Marc Phillips slogged up and down the streets of Montecito Tuesday in his mud-caked jeans, marveling at the devastation.
Phillips pointed at areas on Parra Grande Road, where homes used to be.
"It looks like there was never a house there, but it was," he said.
It was that kind of day in one neighborhood in this upscale Santa Barbara County coastal city, where waves of mud destroyed homes and killed several people.
That some neighborhoods had been threatened by the Thomas fire just weeks earlier made it hard for some people to process the twin disasters.
Bridget Bottoms' footsteps splashed through the mud as she and other residents ran to move out of a bulldozer's way.
"Get over!" the driver yelled as he tried making his way down the muddy street.
Bottoms, shivering in her white hoodie, stood on a door that flew off from a nearby house.
"There's never been anything like this," Bottoms said.
Mud from a swollen creek slammed into homes in the 300 block of Hot Springs Road and nearby streets.

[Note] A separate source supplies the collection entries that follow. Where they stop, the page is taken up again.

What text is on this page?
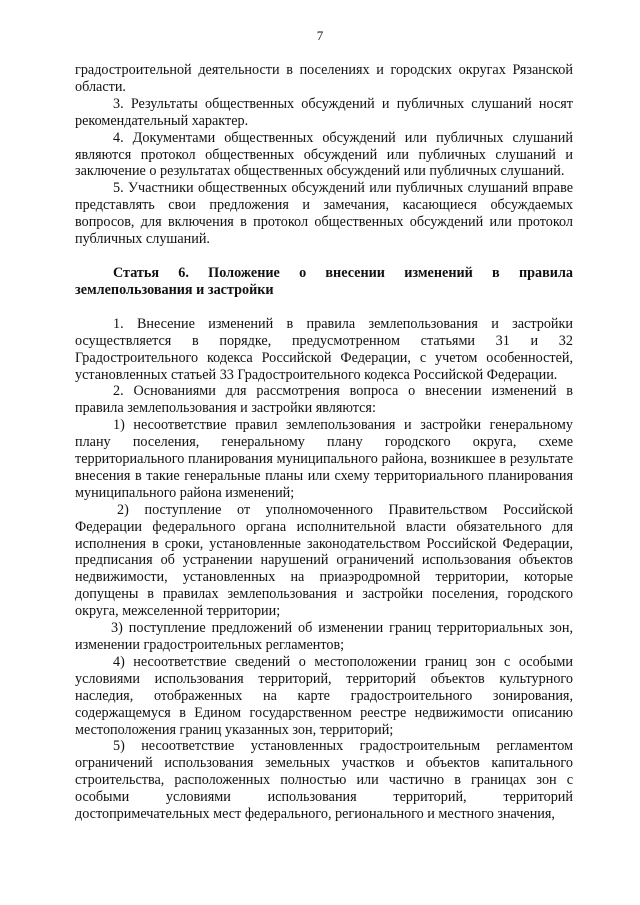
7

градостроительной деятельности в поселениях и городских округах Рязанской области.

3. Результаты общественных обсуждений и публичных слушаний носят рекомендательный характер.

4. Документами общественных обсуждений или публичных слушаний являются протокол общественных обсуждений или публичных слушаний и заключение о результатах общественных обсуждений или публичных слушаний.

5. Участники общественных обсуждений или публичных слушаний вправе представлять свои предложения и замечания, касающиеся обсуждаемых вопросов, для включения в протокол общественных обсуждений или протокол публичных слушаний.

Статья 6. Положение о внесении изменений в правила землепользования и застройки

1. Внесение изменений в правила землепользования и застройки осуществляется в порядке, предусмотренном статьями 31 и 32 Градостроительного кодекса Российской Федерации, с учетом особенностей, установленных статьей 33 Градостроительного кодекса Российской Федерации.

2. Основаниями для рассмотрения вопроса о внесении изменений в правила землепользования и застройки являются:

1) несоответствие правил землепользования и застройки генеральному плану поселения, генеральному плану городского округа, схеме территориального планирования муниципального района, возникшее в результате внесения в такие генеральные планы или схему территориального планирования муниципального района изменений;

2) поступление от уполномоченного Правительством Российской Федерации федерального органа исполнительной власти обязательного для исполнения в сроки, установленные законодательством Российской Федерации, предписания об устранении нарушений ограничений использования объектов недвижимости, установленных на приаэродромной территории, которые допущены в правилах землепользования и застройки поселения, городского округа, межселенной территории;

3) поступление предложений об изменении границ территориальных зон, изменении градостроительных регламентов;

4) несоответствие сведений о местоположении границ зон с особыми условиями использования территорий, территорий объектов культурного наследия, отображенных на карте градостроительного зонирования, содержащемуся в Едином государственном реестре недвижимости описанию местоположения границ указанных зон, территорий;

5) несоответствие установленных градостроительным регламентом ограничений использования земельных участков и объектов капитального строительства, расположенных полностью или частично в границах зон с особыми условиями использования территорий, территорий достопримечательных мест федерального, регионального и местного значения,
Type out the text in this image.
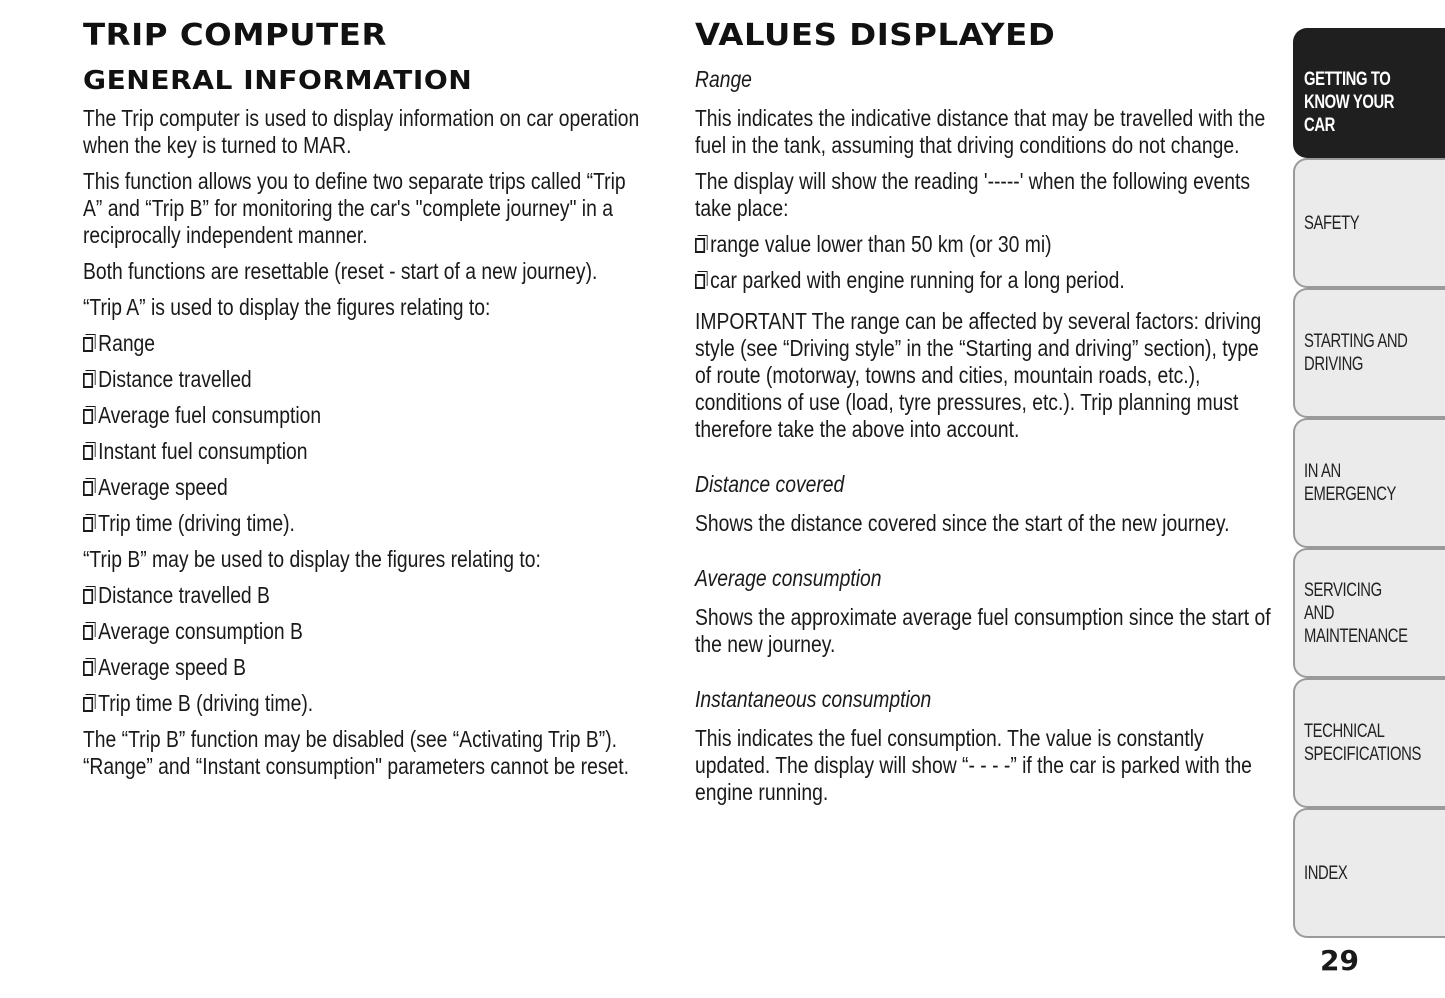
TRIP COMPUTER
GENERAL INFORMATION

The Trip computer is used to display information on car operation when the key is turned to MAR.

This function allows you to define two separate trips called “Trip A” and “Trip B” for monitoring the car's "complete journey" in a reciprocally independent manner.

Both functions are resettable (reset - start of a new journey).

“Trip A” is used to display the figures relating to:

Range
Distance travelled
Average fuel consumption
Instant fuel consumption
Average speed
Trip time (driving time).

“Trip B” may be used to display the figures relating to:

Distance travelled B
Average consumption B
Average speed B
Trip time B (driving time).

The “Trip B” function may be disabled (see “Activating Trip B”). “Range” and “Instant consumption" parameters cannot be reset.

VALUES DISPLAYED

Range

This indicates the indicative distance that may be travelled with the fuel in the tank, assuming that driving conditions do not change.

The display will show the reading '-----' when the following events take place:

range value lower than 50 km (or 30 mi)
car parked with engine running for a long period.

IMPORTANT The range can be affected by several factors: driving style (see “Driving style” in the “Starting and driving” section), type of route (motorway, towns and cities, mountain roads, etc.), conditions of use (load, tyre pressures, etc.). Trip planning must therefore take the above into account.

Distance covered

Shows the distance covered since the start of the new journey.

Average consumption

Shows the approximate average fuel consumption since the start of the new journey.

Instantaneous consumption

This indicates the fuel consumption. The value is constantly updated. The display will show “- - - -” if the car is parked with the engine running.

GETTING TO KNOW YOUR CAR
SAFETY
STARTING AND DRIVING
IN AN EMERGENCY
SERVICING AND MAINTENANCE
TECHNICAL SPECIFICATIONS
INDEX
29
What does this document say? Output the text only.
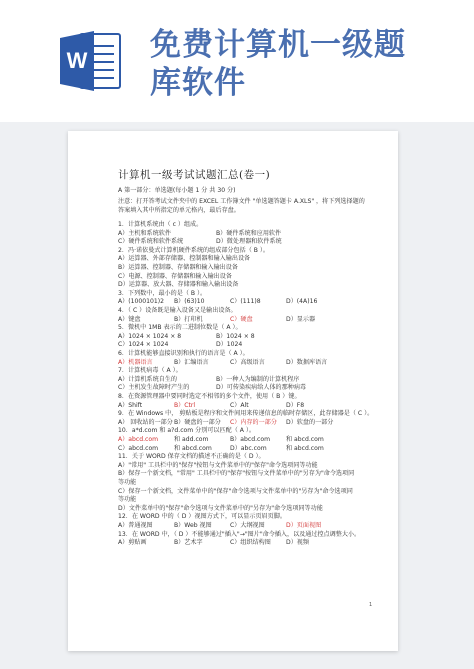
W 免费计算机一级题
库软件
计算机一级考试试题汇总(卷一)
A 第一部分：单选题(每小题 1 分 共 30 分)
注意：打开答考试文件夹中的 EXCEL 工作簿文件 "单选题答题卡 A.XLS" ，将下列选择题的
答案填入其中所指定的单元格内，最后存盘。
1．计算机系统由（ c ）组成。
A）主机和系统软件	B）硬件系统和应用软件
C）硬件系统和软件系统	D）微处理器和软件系统
2．冯·诺依曼式计算机硬件系统的组成部分包括（ B ）。
A）运算器、外部存储器、控制器和输入输出设备
B）运算器、控制器、存储器和输入输出设备
C）电源、控制器、存储器和输入输出设备
D）运算器、放大器、存储器和输入输出设备
3．下列数中，最小的是（ B ）。
A）(1000101)2 B）(63)10	C）(111)8	D）(4A)16
4．（ C ）设备既是输入设备又是输出设备。
A）键盘	B）打印机	C）硬盘	D）显示器
5．微机中 1MB 表示的二进制位数是（ A ）。
A）1024 × 1024 × 8	B）1024 × 8
C）1024 × 1024	D）1024
6．计算机能够直接识别和执行的语言是（ A ）。
A）机器语言	B）汇编语言	C）高级语言	D）数据库语言
7．计算机病毒（ A ）。
A）计算机系统自生的	B）一种人为编制的计算机程序
C）主机发生故障时产生的	D）可传染疾病给人体的那种病毒
8．在资源管理器中要同时选定不相邻的多个文件，使用（ B ）键。
A）Shift	B）Ctrl	C）Alt	D）F8
9．在 Windows 中， 剪贴板是程序和文件间用来传递信息的临时存储区，此存储器是（ C ）。
A） 回收站的一部分 B）硬盘的一部分 C）内存的一部分 D）软盘的一部分
10．a*d.com 和 a?d.com 分别可以匹配（ A ）。
A）abcd.com	和 add.com	B）abcd.com	和 abcd.com
C）abcd.com	和 abcd.com	D）abc.com	和 abcd.com
11．关于 WORD 保存文档的描述不正确的是（ D ）。
A）"常用" 工具栏中的"保存"按钮与文件菜单中的"保存"命令选项同等功能
B）保存一个新文档，"常用" 工具栏中的"保存"按钮与文件菜单中的"另存为"命令选项同
等功能
C）保存一个新文档，文件菜单中的"保存"命令选项与文件菜单中的"另存为"命令选项同
等功能
D）文件菜单中的"保存"命令选项与文件菜单中的"另存为"命令选项同等功能
12．在 WORD 中的（ D ）视图方式下，可以显示页眉页脚。
A）普通视图	B）Web 视图	C）大纲视图	D）页面视图
13．在 WORD 中，（ D ）不能够通过"插入"→"图片"命令插入，以及通过控点调整大小。
A）剪贴画	B）艺术字	C）组织结构图 D）视频
1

The area was not directly in the Thomas fire burn zone, officials said. During the fires, the location was under voluntary evacuation because it was far south of the burn area, so officials issued only voluntary evacuation orders there Monday night as the storm approached.
One person was found under a 101 Freeway overpass after a home a half-mile north was hit by floods and the person was carried away, said Mike Eliason, Santa Barbara County Fire Department spokesman. The person's condition was unknown.
Crews rescued six people and a dog after four houses were destroyed. The mud lifted one residence off its foundation and carried it into trees, where it collapsed, Eliason said.
Firefighters used the "jaws of life" to cut their way into the home, where a firefighter heard muffled cries for help, Eliason said. A rescue dog pinpointed the location of a 14-year-old girl, and two hours later the mud-covered teen was pulled free. Eliason said he did not know where her parents were.
It was about 3:30 a.m. when Tony Miller, a Realtor and Montecito resident, heard the heavy rainfall.
"About the same time, I look up into the sky and there was this bright red light," he said. That light, he learned later, was from a gas line that had erupted.
Miller thought another massive fire had broken out, but he wasn't sure. He went outside, walked up a hill and began recording video. He later posted it on his Twitter account.
At home, Miller watched the news as news video footage showed car-size boulders on neighborhood streets, homes knocked off their foundations, and debris and ash had made its way down from the burned hillsides and into the streets.
"I don't think people were expecting to have all this mud and debris to come down the way it did," he said. "A lot of people were trapped in their home."
But with most of the eastern side of Montecito without power or cellphone service, he's had a hard time reaching friends and relatives.
Meanwhile, Miller said he's fortunate enough to have some power and has been keeping neighbors informed about the latest details of the storms and the devastation that has hit their community.